Spinal canal invasion is graded by the Spine Oncology Study Group (SOSG) grading system: Grade 1 is canal invasion without spinal cord compression, and is divided into 1a (thecal contact), 1b (thecal deformation), and 1c (cord contact). Grade 2 represents cord compression with some preserved CSF signal around the cord, while Grade 3 has complete CSF effacement. This is often dichotomised into low grade (grade 0-1) and high grade (2-3) metastatic epidural spinal cord compression (MESCC), the latter is a relative indication for surgery.

Early diagnosis of MESCC is important to prevent neurological worsening. Delays to the diagnosis of MESCC from onset of back pain may be 2-3 months, and 2-3 weeks from the onset of weakness, with delays understandably longer for those without a known malignancy.^3,4 Overall, 70% of patients with MESCC may have a preventable loss of function due to delays in symptom recognition and diagnosis. Despite the risk of irreversible neurological injury, prophylactic screening for MESCC has not been shown to improve outcomes in patients with spinal metastases. ²

Pain

Back pain is a common finding in patients with spinal metastases, but also the general population. Pain may be classified as oncological, mechanical, or neurological, and clear delineation of the pain generator is of upmost importance to the spine surgeon.

Oncological pain is classically dull, poorly localised, and worse at night. The pathogenesis is multifactorial, due to periosteal stretch, microfractures, and cytokine release and proinflammatory pathways incited by the tumour locally. It is thought to be worse at night due to the nocturnal cortisol nadir, nocturnal hypercarbia (leading to vascular swelling), recumbency (which may affect venous drainage), and the absence of distractors.

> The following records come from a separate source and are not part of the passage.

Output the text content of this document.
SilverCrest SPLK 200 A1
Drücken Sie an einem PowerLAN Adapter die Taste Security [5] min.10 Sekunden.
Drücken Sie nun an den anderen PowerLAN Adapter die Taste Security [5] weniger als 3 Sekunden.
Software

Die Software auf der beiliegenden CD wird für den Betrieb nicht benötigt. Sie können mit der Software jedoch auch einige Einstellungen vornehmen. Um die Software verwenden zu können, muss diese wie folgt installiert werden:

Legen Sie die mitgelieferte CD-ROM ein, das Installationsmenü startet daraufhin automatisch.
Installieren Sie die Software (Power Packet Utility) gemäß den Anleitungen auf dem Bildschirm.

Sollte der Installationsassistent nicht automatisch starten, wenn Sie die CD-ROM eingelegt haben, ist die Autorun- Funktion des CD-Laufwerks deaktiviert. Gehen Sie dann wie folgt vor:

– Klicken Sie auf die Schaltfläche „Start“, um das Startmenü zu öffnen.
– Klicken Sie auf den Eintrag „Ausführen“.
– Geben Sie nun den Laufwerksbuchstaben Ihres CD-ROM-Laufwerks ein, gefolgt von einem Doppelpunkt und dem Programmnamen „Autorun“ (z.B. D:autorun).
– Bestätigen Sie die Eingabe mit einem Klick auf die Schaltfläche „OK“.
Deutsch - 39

Generally, it responds well to anti-inflammatories (NSAIDs and glucocorticoids).

Discerning the presence of mechanical pain is one of most important parts of the clinical history, as it is the clinical manifestation of biomechanical instability. Mechanical pain is incited by loading of the spine in a vector that stresses skeletal, ligamentous, and muscular structures that have been eroded by tumour. Although commonly elicited by axial loading and walking, the specific movement generating mechanical pain may depend on the location of the metastasis, such as flexion, extension, and rotation of the neck for cervical lesions, and recumbency for thoracic lesions. Lumbar lesions may cause mechanical radicular pain due to listhesis on axial loading.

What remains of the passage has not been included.